九〇年のバブル崩壊後に海外から来たファンドは当初、東京都心のオフィスビルの取得にあたって収益性を重視した購入価格を提示しました。年利で一五パーセント前後(表面利回り)ぐらいで取得する例が多く、中にはそれ以上の利回りで購入したケースもありました。その後は不動産の買付競争が激しくなって価格が上昇し、ついに利回りが三パーセントを切る水準までハードルを下げて購入する例も数多く見られるようになりました。

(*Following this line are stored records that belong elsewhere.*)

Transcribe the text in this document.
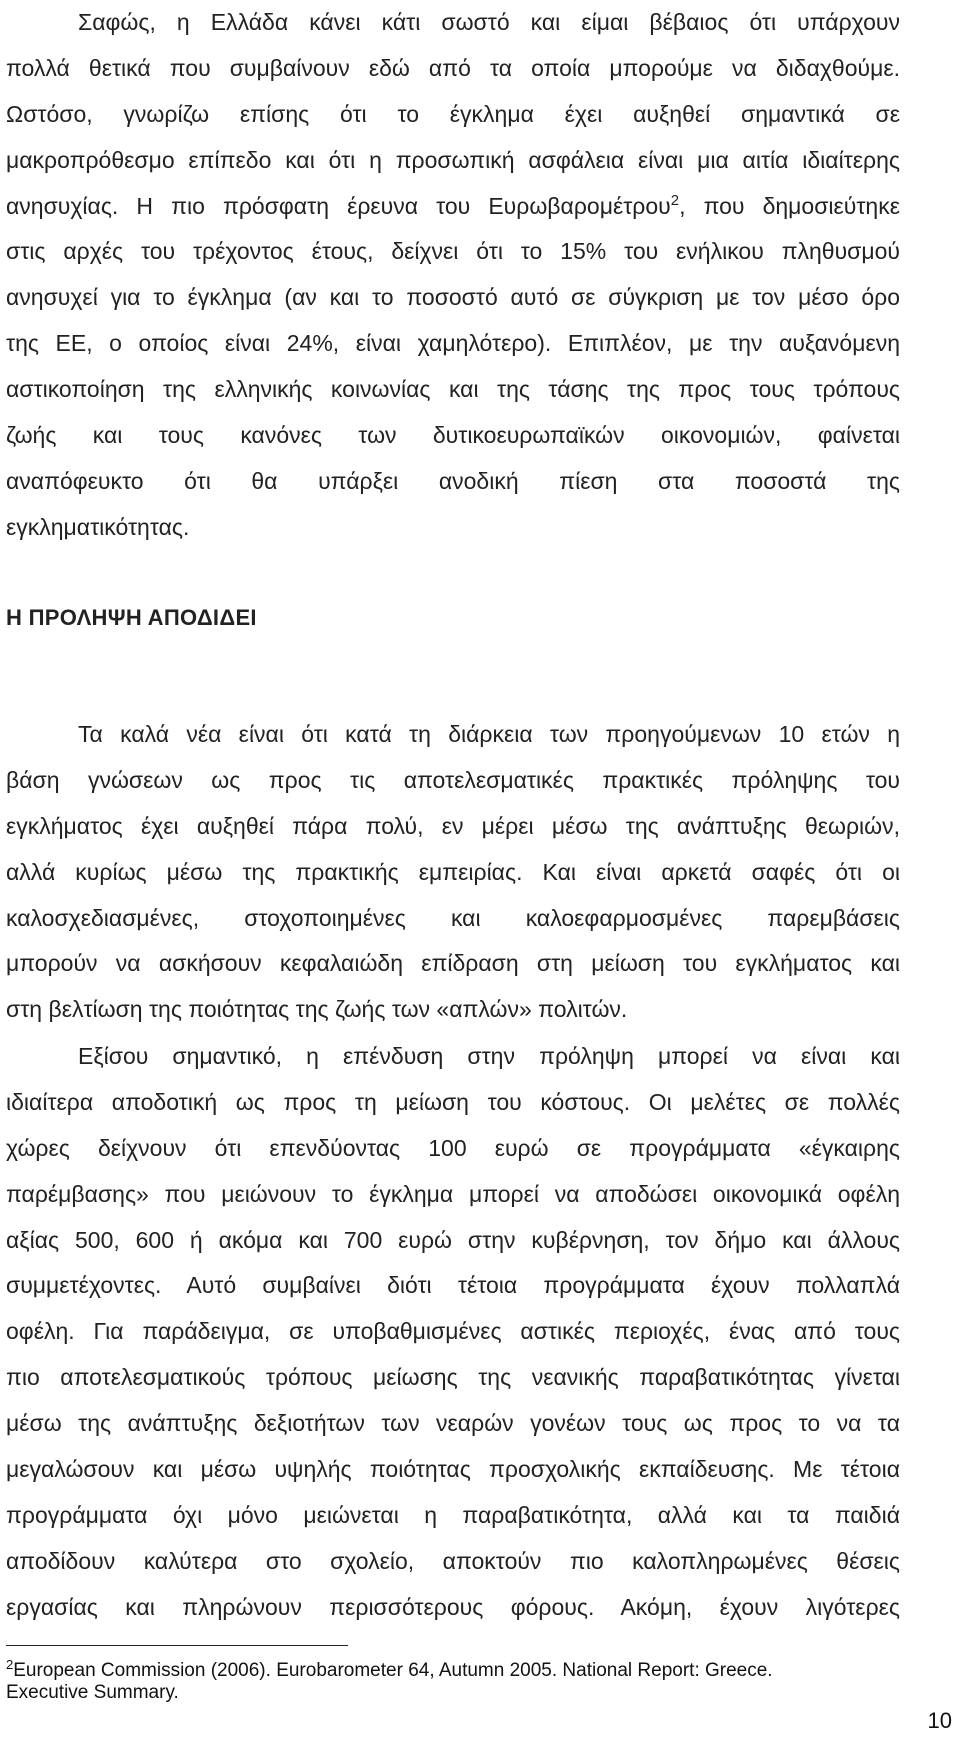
Σαφώς, η Ελλάδα κάνει κάτι σωστό και είμαι βέβαιος ότι υπάρχουν
πολλά θετικά που συμβαίνουν εδώ από τα οποία μπορούμε να διδαχθούμε.
Ωστόσο, γνωρίζω επίσης ότι το έγκλημα έχει αυξηθεί σημαντικά σε
μακροπρόθεσμο επίπεδο και ότι η προσωπική ασφάλεια είναι μια αιτία ιδιαίτερης
ανησυχίας. Η πιο πρόσφατη έρευνα του Ευρωβαρομέτρου$^2$, που δημοσιεύτηκε
στις αρχές του τρέχοντος έτους, δείχνει ότι το 15% του ενήλικου πληθυσμού
ανησυχεί για το έγκλημα (αν και το ποσοστό αυτό σε σύγκριση με τον μέσο όρο
της ΕΕ, ο οποίος είναι 24%, είναι χαμηλότερο). Επιπλέον, με την αυξανόμενη
αστικοποίηση της ελληνικής κοινωνίας και της τάσης της προς τους τρόπους
ζωής και τους κανόνες των δυτικοευρωπαϊκών οικονομιών, φαίνεται
αναπόφευκτο ότι θα υπάρξει ανοδική πίεση στα ποσοστά της
εγκληματικότητας.
Η ΠΡΟΛΗΨΗ ΑΠΟΔΙΔΕΙ
Τα καλά νέα είναι ότι κατά τη διάρκεια των προηγούμενων 10 ετών η
βάση γνώσεων ως προς τις αποτελεσματικές πρακτικές πρόληψης του
εγκλήματος έχει αυξηθεί πάρα πολύ, εν μέρει μέσω της ανάπτυξης θεωριών,
αλλά κυρίως μέσω της πρακτικής εμπειρίας. Και είναι αρκετά σαφές ότι οι
καλοσχεδιασμένες, στοχοποιημένες και καλοεφαρμοσμένες παρεμβάσεις
μπορούν να ασκήσουν κεφαλαιώδη επίδραση στη μείωση του εγκλήματος και
στη βελτίωση της ποιότητας της ζωής των «απλών» πολιτών.
Εξίσου σημαντικό, η επένδυση στην πρόληψη μπορεί να είναι και
ιδιαίτερα αποδοτική ως προς τη μείωση του κόστους. Οι μελέτες σε πολλές
χώρες δείχνουν ότι επενδύοντας 100 ευρώ σε προγράμματα «έγκαιρης
παρέμβασης» που μειώνουν το έγκλημα μπορεί να αποδώσει οικονομικά οφέλη
αξίας 500, 600 ή ακόμα και 700 ευρώ στην κυβέρνηση, τον δήμο και άλλους
συμμετέχοντες. Αυτό συμβαίνει διότι τέτοια προγράμματα έχουν πολλαπλά
οφέλη. Για παράδειγμα, σε υποβαθμισμένες αστικές περιοχές, ένας από τους
πιο αποτελεσματικούς τρόπους μείωσης της νεανικής παραβατικότητας γίνεται
μέσω της ανάπτυξης δεξιοτήτων των νεαρών γονέων τους ως προς το να τα
μεγαλώσουν και μέσω υψηλής ποιότητας προσχολικής εκπαίδευσης. Με τέτοια
προγράμματα όχι μόνο μειώνεται η παραβατικότητα, αλλά και τα παιδιά
αποδίδουν καλύτερα στο σχολείο, αποκτούν πιο καλοπληρωμένες θέσεις
εργασίας και πληρώνουν περισσότερους φόρους. Ακόμη, έχουν λιγότερες
$^2$European Commission (2006). Eurobarometer 64, Autumn 2005. National Report: Greece.
Executive Summary.
10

その不動産で事業を行うには収益性が低いとしても、短期売買で手放すことを前提に、値上がりを見込んで取得するという姿勢に転じたのです。土地取引についても、二〇〇〇年代に入っての金余り状況下、軽井沢では二年間で地価が四倍になった事例もありました。このような異常な価格による取引事例の経験や知識が、バブルが崩壊したいまでも不動産所所有者の脳裏に強くきざみ込まれています。いざ自分の不動産を売却しようというときに、市況の潮が変化してしまったことをまったく考えず、バブルの高値での売却にこだわり、売却する機会をみすみす逃してしまうのです。バブル期の高値での売却は、ほとんど至難の業です。もし「バブル価格」で売りたいのなら、当たり前ではありますが、バブルの間に売り抜けなければなりません。